Recent caselaw underscores the importance of narrowly tailoring indemnity provisions in construction contracts so they do not run afoul of Virginia Code §11-4.1. That section generally provides that an indemnity provision in a construction contract which purports “to indemnify … another party to the contract against liability for damage … caused by or resulting solely from the negligence of such other party, … is against public policy and is void and unenforceable.”

Overbroad Indemnity Provisions

In Travelers Indemnity Co. of Connecticut v. Lessard Design Inc. (E.D. Va. 2018), the court invalidated the entire indemnity provision because it potentially required the architect to indemnify the builder for the architect’s own negligence. See Allstate Ins. Co. v.
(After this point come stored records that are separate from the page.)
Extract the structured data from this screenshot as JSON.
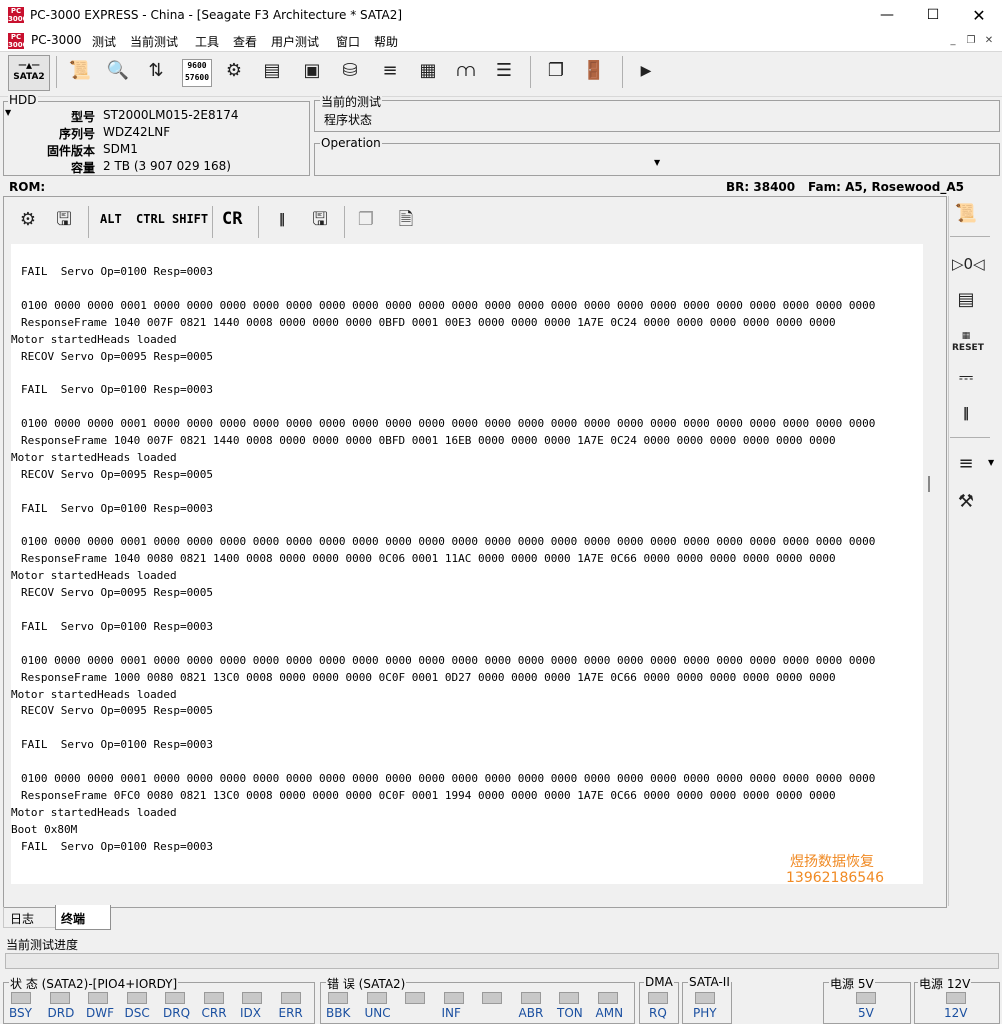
{
  "window": {
    "title": "PC-3000 EXPRESS - China - [Seagate F3 Architecture * SATA2]",
    "app_icon_text": "PC 3000"
  },
  "menu": [
    "PC-3000",
    "测试",
    "当前测试",
    "工具",
    "查看",
    "用户测试",
    "窗口",
    "帮助"
  ],
  "toolbar": {
    "sata_label": "SATA2",
    "speed_label_top": "9600",
    "speed_label_bottom": "57600"
  },
  "hdd": {
    "group_title": "HDD",
    "fields": [
      {
        "label": "型号",
        "value": "ST2000LM015-2E8174"
      },
      {
        "label": "序列号",
        "value": "WDZ42LNF"
      },
      {
        "label": "固件版本",
        "value": "SDM1"
      },
      {
        "label": "容量",
        "value": "2 TB (3 907 029 168)"
      }
    ]
  },
  "current_test": {
    "group_title": "当前的测试",
    "value": "程序状态"
  },
  "operation": {
    "group_title": "Operation"
  },
  "rom_bar": {
    "rom": "ROM:",
    "br": "BR: 38400",
    "fam": "Fam: A5, Rosewood_A5"
  },
  "terminal_toolbar": {
    "alt": "ALT",
    "ctrl": "CTRL",
    "shift": "SHIFT",
    "cr": "CR"
  },
  "terminal": {
    "lines": [
      {
        "t": "FAIL  Servo Op=0100 Resp=0003",
        "i": true
      },
      {
        "t": "",
        "i": false
      },
      {
        "t": "0100 0000 0000 0001 0000 0000 0000 0000 0000 0000 0000 0000 0000 0000 0000 0000 0000 0000 0000 0000 0000 0000 0000 0000 0000 0000",
        "i": true
      },
      {
        "t": "ResponseFrame 1040 007F 0821 1440 0008 0000 0000 0000 0BFD 0001 00E3 0000 0000 0000 1A7E 0C24 0000 0000 0000 0000 0000 0000",
        "i": true
      },
      {
        "t": "Motor startedHeads loaded",
        "i": false
      },
      {
        "t": "RECOV Servo Op=0095 Resp=0005",
        "i": true
      },
      {
        "t": "",
        "i": false
      },
      {
        "t": "FAIL  Servo Op=0100 Resp=0003",
        "i": true
      },
      {
        "t": "",
        "i": false
      },
      {
        "t": "0100 0000 0000 0001 0000 0000 0000 0000 0000 0000 0000 0000 0000 0000 0000 0000 0000 0000 0000 0000 0000 0000 0000 0000 0000 0000",
        "i": true
      },
      {
        "t": "ResponseFrame 1040 007F 0821 1440 0008 0000 0000 0000 0BFD 0001 16EB 0000 0000 0000 1A7E 0C24 0000 0000 0000 0000 0000 0000",
        "i": true
      },
      {
        "t": "Motor startedHeads loaded",
        "i": false
      },
      {
        "t": "RECOV Servo Op=0095 Resp=0005",
        "i": true
      },
      {
        "t": "",
        "i": false
      },
      {
        "t": "FAIL  Servo Op=0100 Resp=0003",
        "i": true
      },
      {
        "t": "",
        "i": false
      },
      {
        "t": "0100 0000 0000 0001 0000 0000 0000 0000 0000 0000 0000 0000 0000 0000 0000 0000 0000 0000 0000 0000 0000 0000 0000 0000 0000 0000",
        "i": true
      },
      {
        "t": "ResponseFrame 1040 0080 0821 1400 0008 0000 0000 0000 0C06 0001 11AC 0000 0000 0000 1A7E 0C66 0000 0000 0000 0000 0000 0000",
        "i": true
      },
      {
        "t": "Motor startedHeads loaded",
        "i": false
      },
      {
        "t": "RECOV Servo Op=0095 Resp=0005",
        "i": true
      },
      {
        "t": "",
        "i": false
      },
      {
        "t": "FAIL  Servo Op=0100 Resp=0003",
        "i": true
      },
      {
        "t": "",
        "i": false
      },
      {
        "t": "0100 0000 0000 0001 0000 0000 0000 0000 0000 0000 0000 0000 0000 0000 0000 0000 0000 0000 0000 0000 0000 0000 0000 0000 0000 0000",
        "i": true
      },
      {
        "t": "ResponseFrame 1000 0080 0821 13C0 0008 0000 0000 0000 0C0F 0001 0D27 0000 0000 0000 1A7E 0C66 0000 0000 0000 0000 0000 0000",
        "i": true
      },
      {
        "t": "Motor startedHeads loaded",
        "i": false
      },
      {
        "t": "RECOV Servo Op=0095 Resp=0005",
        "i": true
      },
      {
        "t": "",
        "i": false
      },
      {
        "t": "FAIL  Servo Op=0100 Resp=0003",
        "i": true
      },
      {
        "t": "",
        "i": false
      },
      {
        "t": "0100 0000 0000 0001 0000 0000 0000 0000 0000 0000 0000 0000 0000 0000 0000 0000 0000 0000 0000 0000 0000 0000 0000 0000 0000 0000",
        "i": true
      },
      {
        "t": "ResponseFrame 0FC0 0080 0821 13C0 0008 0000 0000 0000 0C0F 0001 1994 0000 0000 0000 1A7E 0C66 0000 0000 0000 0000 0000 0000",
        "i": true
      },
      {
        "t": "Motor startedHeads loaded",
        "i": false
      },
      {
        "t": "Boot 0x80M",
        "i": false
      },
      {
        "t": "FAIL  Servo Op=0100 Resp=0003",
        "i": true
      }
    ],
    "cursor": "—",
    "watermark_name": "煜扬数据恢复",
    "watermark_phone": "13962186546"
  },
  "tabs": [
    "日志",
    "终端"
  ],
  "progress": {
    "label": "当前测试进度",
    "value": 0
  },
  "status": {
    "group1_title": "状 态 (SATA2)-[PIO4+IORDY]",
    "group1": [
      "BSY",
      "DRD",
      "DWF",
      "DSC",
      "DRQ",
      "CRR",
      "IDX",
      "ERR"
    ],
    "group2_title": "错 误 (SATA2)",
    "group2": [
      "BBK",
      "UNC",
      "",
      "INF",
      "",
      "ABR",
      "TON",
      "AMN"
    ],
    "dma_title": "DMA",
    "dma": "RQ",
    "sata_title": "SATA-II",
    "sata": "PHY",
    "power5_title": "电源 5V",
    "power5": "5V",
    "power12_title": "电源 12V",
    "power12": "12V"
  },
  "colors": {
    "accent": "#1a4fa0",
    "watermark": "#f08a24",
    "app_icon": "#c8102e"
  }
}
Structures Design/Build LLC for another example of a court invalidating overbroad indemnity provision.

Furthering the public policy behind §11-4.1 of promoting construction safety by requiring each party to bear costs of its own negligence, the Virginia Supreme Court held that “contractual indemnification provisions that violate §11-4.1 are void in their entirety and cannot be narrowed by operation of the law.”

In short, failure to narrowly tailor an indemnity provision voids any indemnity. For example, in Uniwest v. Amtech Elevator Services, Inc., the court voided the indemnity provision for violating public policy expressed Virginia Code §11-4.1.

Statutes of Limitations

Failure of an indemnity provision to comply with Virginia Code §11-4.1 also may impact the applicable statute of limitations. For example, in Hensel Phelps Constr. Co. v. Thompson Masonry Contr., Inc., the contractor argued that its claims against subcontractors did not accrue until the date of settlement with the owner. Based on
Va. Code § 8.01-249 (5), actions for indemnification accrue when “the contributee or the indemnitee has paid or discharged the obligation.”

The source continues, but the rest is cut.